Pourtant, le bonheur frappe plusieurs heures par jours à la porte… et même à chaque seconde. Boum. boum. boum. Ouvre-moi : je suis la vie, l’étonnement et le rire. Écoute-moi.
Toc toc toc à la cage thoracique.
Laisse-moi entrer, petit humain, rayonner alentour, répandre de la joie.
Engoncés dans mes vieux vêtements du doute et de la crainte, je reste suspicieux. J’oppose l’auspicieux au miracle: mes sourcils froncés, bouche fermée, regard tendu sur mon téléphone portable à l’inconnu. Je prétexte le manque de temps alors qu’il s’agit de manque de créativité. J’avance la surcharge et l’inattention : je me suis laissé coloniser par l’habitude.
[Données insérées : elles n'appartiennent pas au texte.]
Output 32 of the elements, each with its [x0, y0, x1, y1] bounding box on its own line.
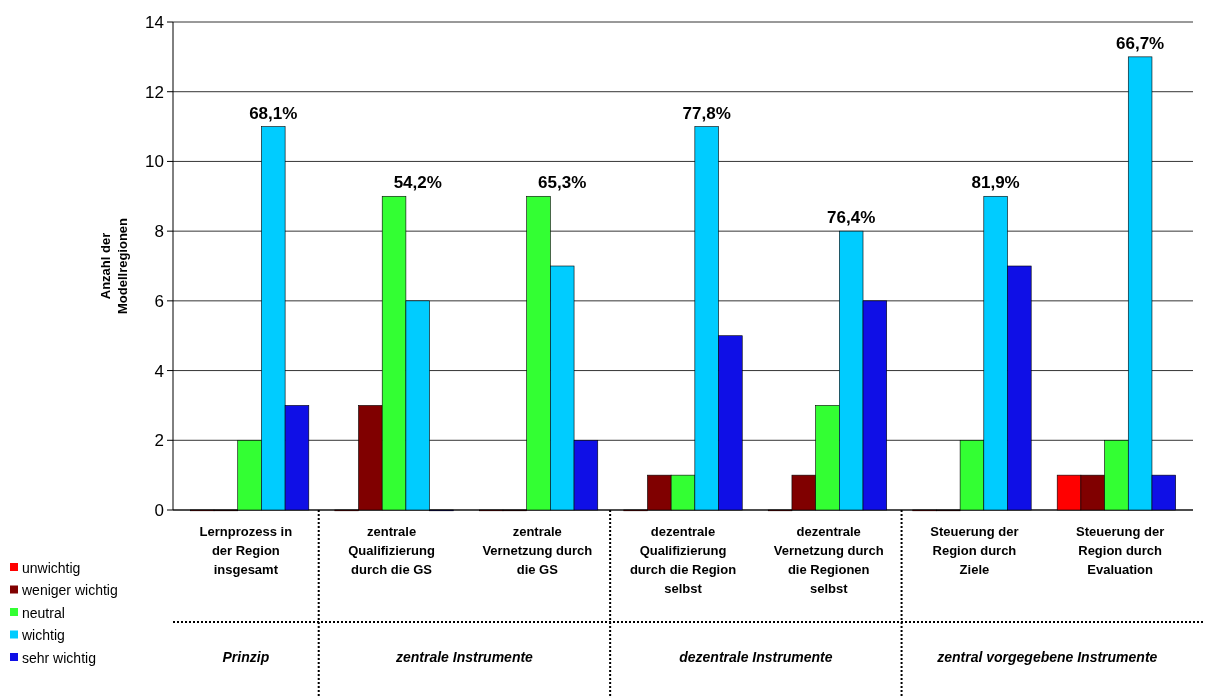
- y-tick-label: 14: [145, 12, 164, 32]
- annotation: 81,9%: [971, 173, 1020, 193]
- legend-label: neutral: [22, 604, 65, 621]
- y-tick-label: 0: [154, 500, 164, 520]
- annotation: 76,4%: [827, 208, 876, 228]
- y-tick-label: 10: [145, 152, 164, 172]
- x-tick-label: Steuerung der Region durch Ziele: [930, 524, 1019, 577]
- annotation: 68,1%: [249, 103, 298, 123]
- text: Prinzip: [222, 649, 270, 665]
- y-tick-label: 12: [145, 82, 164, 102]
- x-tick-label: dezentrale Vernetzung durch die Regionen selbst: [773, 524, 884, 596]
- x-tick-label: zentrale Qualifizierung durch die GS: [348, 524, 435, 577]
- legend-label: wichtig: [21, 627, 65, 644]
- y-tick-label: 2: [154, 431, 164, 451]
- x-tick-label: zentrale Vernetzung durch die GS: [482, 524, 593, 577]
- annotation: 54,2%: [393, 173, 442, 193]
- annotation: 66,7%: [1116, 33, 1165, 53]
- annotation: 65,3%: [538, 173, 587, 193]
- legend-label: weniger wichtig: [21, 582, 118, 599]
- legend-label: unwichtig: [22, 559, 81, 576]
- x-tick-label: Lernprozess in der Region insgesamt: [199, 524, 293, 577]
- y-axis-title: Anzahl der Modellregionen: [98, 217, 130, 315]
- y-tick-label: 8: [154, 222, 164, 242]
- y-tick-label: 6: [154, 291, 164, 311]
- text: dezentrale Instrumente: [679, 649, 833, 665]
- x-tick-label: Steuerung der Region durch Evaluation: [1076, 524, 1165, 577]
- y-tick-label: 4: [154, 361, 164, 381]
- legend-label: sehr wichtig: [22, 649, 96, 666]
- text: zentrale Instrumente: [394, 649, 534, 665]
- text: zentral vorgegebene Instrumente: [936, 649, 1158, 665]
- x-tick-label: dezentrale Qualifizierung durch die Region selbst: [629, 524, 737, 596]
- annotation: 77,8%: [682, 103, 731, 123]
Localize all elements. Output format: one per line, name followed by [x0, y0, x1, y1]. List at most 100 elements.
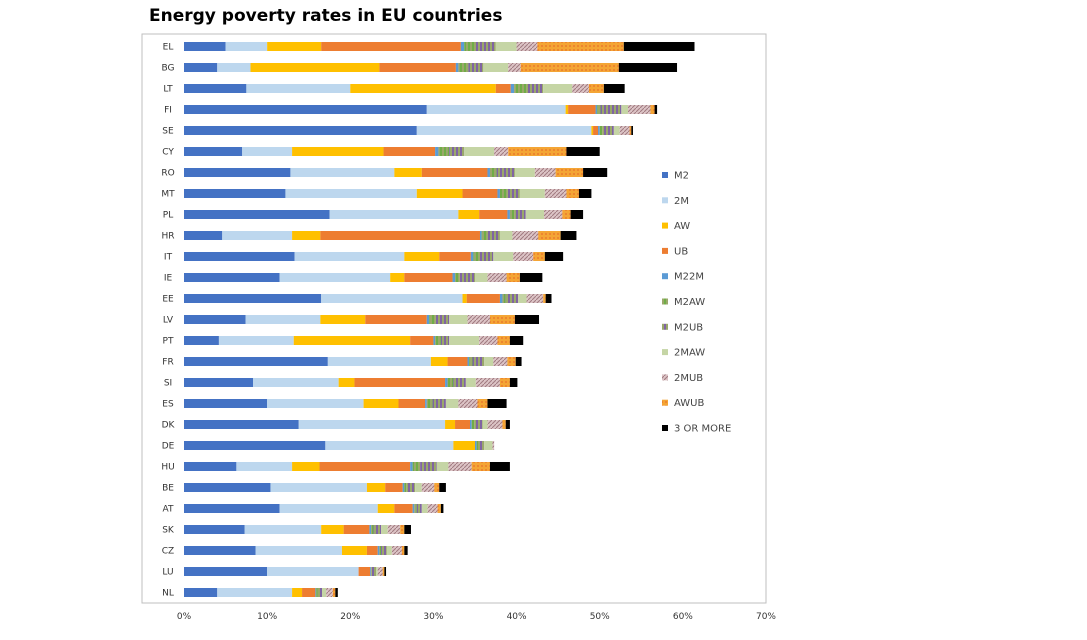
legend-label: 2MUB — [674, 373, 703, 384]
bar-segment — [449, 147, 465, 156]
bar-segment — [599, 126, 603, 135]
bar-segment — [560, 231, 577, 240]
bar-segment — [475, 441, 477, 450]
bar-segment — [613, 126, 620, 135]
bar-segment — [384, 567, 387, 576]
bar-segment — [427, 504, 438, 513]
bar-segment — [225, 42, 268, 51]
bar-segment — [415, 483, 422, 492]
bar-segment — [404, 273, 453, 282]
legend-label: M2 — [674, 171, 689, 182]
bar-segment — [184, 42, 226, 51]
bar-segment — [519, 273, 543, 282]
bar-segment — [267, 567, 359, 576]
bar-segment — [410, 336, 434, 345]
bar-segment — [474, 420, 483, 429]
bar-segment — [475, 378, 500, 387]
bar-segment — [460, 42, 465, 51]
bar-segment — [499, 294, 503, 303]
bar-segment — [449, 315, 468, 324]
bar-segment — [366, 483, 386, 492]
bar-segment — [382, 567, 385, 576]
bar-segment — [421, 168, 488, 177]
legend-label: AWUB — [674, 398, 705, 409]
bar-segment — [302, 588, 316, 597]
bar-segment — [459, 273, 475, 282]
bar-segment — [619, 126, 630, 135]
bar-segment — [319, 462, 411, 471]
bar-segment — [416, 504, 422, 513]
bar-segment — [387, 525, 401, 534]
bar-segment — [627, 105, 651, 114]
bar-segment — [621, 105, 628, 114]
bar-segment — [526, 294, 544, 303]
x-tick-label: 70% — [756, 612, 776, 622]
bar-segment — [341, 546, 367, 555]
bar-segment — [572, 84, 589, 93]
bar-segment — [514, 210, 526, 219]
bar-segment — [377, 546, 380, 555]
bar-segment — [416, 126, 592, 135]
bar-segment — [184, 588, 218, 597]
bar-segment — [294, 252, 405, 261]
bar-segment — [507, 357, 516, 366]
bar-segment — [445, 399, 459, 408]
bar-segment — [365, 315, 427, 324]
category-label: DK — [162, 421, 176, 431]
bar-segment — [445, 378, 448, 387]
bar-segment — [600, 105, 622, 114]
bar-segment — [222, 231, 293, 240]
bar-segment — [402, 483, 405, 492]
bar-segment — [496, 168, 515, 177]
bar-segment — [343, 525, 370, 534]
legend-swatch — [662, 222, 668, 229]
bar-segment — [505, 420, 510, 429]
bar-segment — [514, 315, 540, 324]
bar-segment — [371, 525, 374, 534]
bar-segment — [464, 42, 475, 51]
bar-segment — [217, 588, 293, 597]
bar-segment — [448, 462, 472, 471]
bar-segment — [386, 546, 392, 555]
bar-segment — [526, 84, 544, 93]
bar-segment — [544, 210, 563, 219]
bar-segment — [236, 462, 293, 471]
bar-segment — [246, 84, 351, 93]
bar-segment — [440, 336, 450, 345]
bar-segment — [184, 504, 280, 513]
legend-label: AW — [674, 221, 690, 232]
bar-segment — [544, 189, 567, 198]
bar-segment — [479, 252, 494, 261]
bar-segment — [471, 420, 475, 429]
bar-segment — [371, 567, 377, 576]
bar-segment — [578, 189, 592, 198]
bar-segment — [499, 189, 508, 198]
bar-segment — [629, 126, 632, 135]
bar-segment — [426, 105, 566, 114]
bar-segment — [484, 357, 494, 366]
bar-segment — [385, 483, 403, 492]
bar-segment — [494, 147, 509, 156]
plot-frame — [141, 33, 767, 604]
bar-segment — [322, 588, 327, 597]
bar-segment — [513, 252, 534, 261]
bar-segment — [631, 126, 633, 135]
x-tick-label: 30% — [423, 612, 443, 622]
legend-label: 2M — [674, 196, 689, 207]
bar-segment — [515, 357, 522, 366]
category-label: DE — [162, 442, 175, 452]
bar-segment — [544, 252, 564, 261]
bar-segment — [435, 147, 439, 156]
bar-segment — [484, 441, 493, 450]
bar-segment — [466, 294, 500, 303]
bar-segment — [440, 504, 444, 513]
bar-segment — [438, 147, 450, 156]
bar-segment — [412, 504, 415, 513]
category-label: BE — [162, 484, 174, 494]
bar-segment — [255, 546, 342, 555]
bar-segment — [507, 189, 520, 198]
bar-segment — [435, 336, 441, 345]
bar-segment — [506, 273, 520, 282]
category-label: SK — [162, 526, 175, 536]
bar-segment — [184, 462, 237, 471]
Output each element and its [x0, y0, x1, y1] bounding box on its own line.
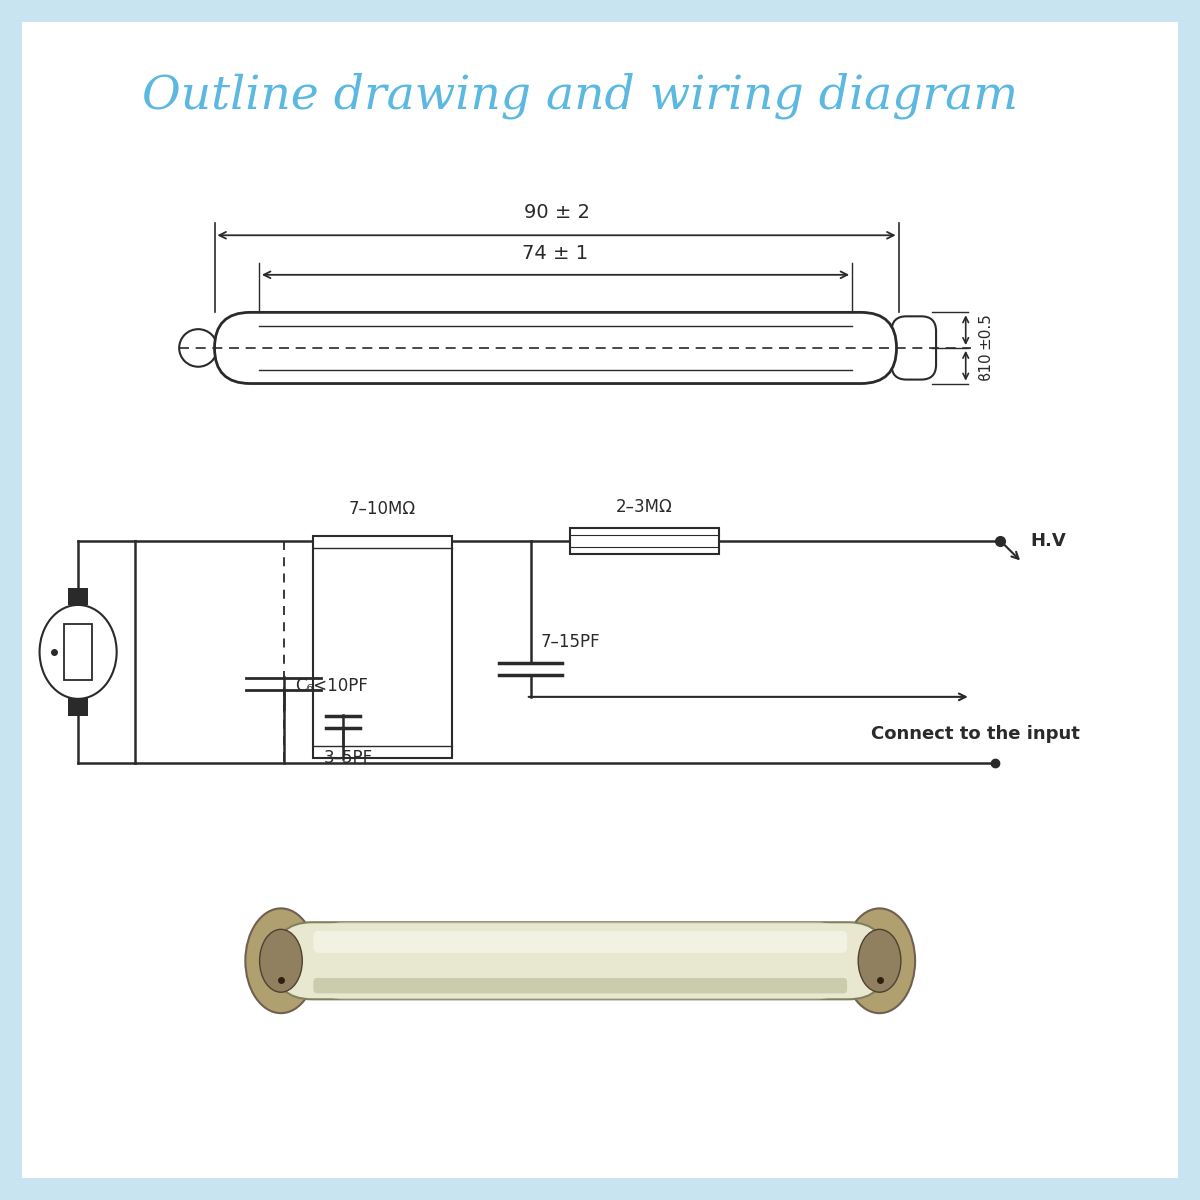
- Text: H.V: H.V: [1030, 532, 1066, 550]
- Text: C₆<10PF: C₆<10PF: [295, 677, 368, 695]
- Ellipse shape: [245, 908, 317, 1013]
- Bar: [68, 698, 88, 716]
- Bar: [570, 528, 719, 553]
- Text: ϐ10: ϐ10: [978, 352, 992, 380]
- FancyBboxPatch shape: [274, 923, 887, 1000]
- FancyBboxPatch shape: [313, 978, 847, 994]
- FancyBboxPatch shape: [313, 931, 847, 953]
- Text: 90 ± 2: 90 ± 2: [523, 204, 589, 222]
- Ellipse shape: [844, 908, 916, 1013]
- Text: Connect to the input: Connect to the input: [871, 725, 1080, 743]
- Ellipse shape: [40, 605, 116, 698]
- Ellipse shape: [858, 929, 901, 992]
- Text: 7–10MΩ: 7–10MΩ: [349, 500, 416, 518]
- Bar: [68, 588, 88, 606]
- Ellipse shape: [179, 329, 217, 367]
- Text: ±0.5: ±0.5: [978, 312, 992, 348]
- Text: 74 ± 1: 74 ± 1: [522, 244, 588, 263]
- Text: 3–5PF: 3–5PF: [323, 749, 372, 767]
- Text: 7–15PF: 7–15PF: [541, 632, 600, 650]
- Bar: [313, 535, 451, 758]
- Bar: [65, 624, 92, 679]
- FancyBboxPatch shape: [215, 312, 896, 384]
- FancyBboxPatch shape: [892, 317, 936, 379]
- FancyBboxPatch shape: [306, 923, 854, 1000]
- Text: Outline drawing and wiring diagram: Outline drawing and wiring diagram: [143, 73, 1019, 119]
- Text: 2–3MΩ: 2–3MΩ: [616, 498, 673, 516]
- Ellipse shape: [259, 929, 302, 992]
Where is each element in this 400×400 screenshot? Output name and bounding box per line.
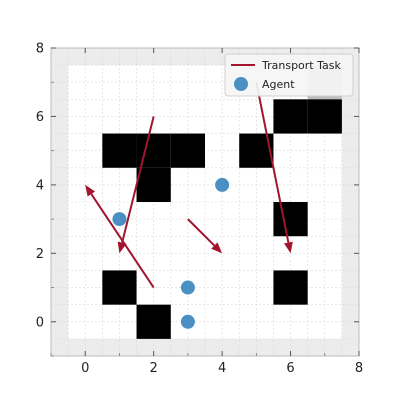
legend-agent-label: Agent xyxy=(262,78,295,91)
task-arrows xyxy=(85,82,293,289)
task-arrow-shaft xyxy=(187,218,216,247)
legend: Transport Task Agent xyxy=(224,53,354,97)
task-arrow-head xyxy=(284,241,293,254)
legend-box xyxy=(224,53,354,97)
x-tick-label: 8 xyxy=(355,361,363,376)
x-tick-label: 6 xyxy=(286,361,294,376)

Je passe à côté de l’auspicieux en disant : non merci pas aujourd’hui, je ne te connais pas, tu ne m’inspires guère confiance. Tu dois te tromper d’adresse. Je n’ai rien commandé. Je n’attends rien. Je ne peux pas te donner ma confiance comme cela. Qui crois-tu que je suis? Montre-moi ta carte d’identité. Prenons rendez-vous d’abord. La surprise, c’est quand je veux comme je veux, d’abord. Je ne fais pas l’aumône moi. Je ne crois pas à la grâce, seulement à l’arithmétique. Je sais bien que tu essaies de me vendre quelque chose auquel je ne crois pas.
L’auspicieux, le miraculeux, la rencontre inédite, je la regarde comme l’inconnu qui vient à sonner à la porte, ou comme un mendiant insistant.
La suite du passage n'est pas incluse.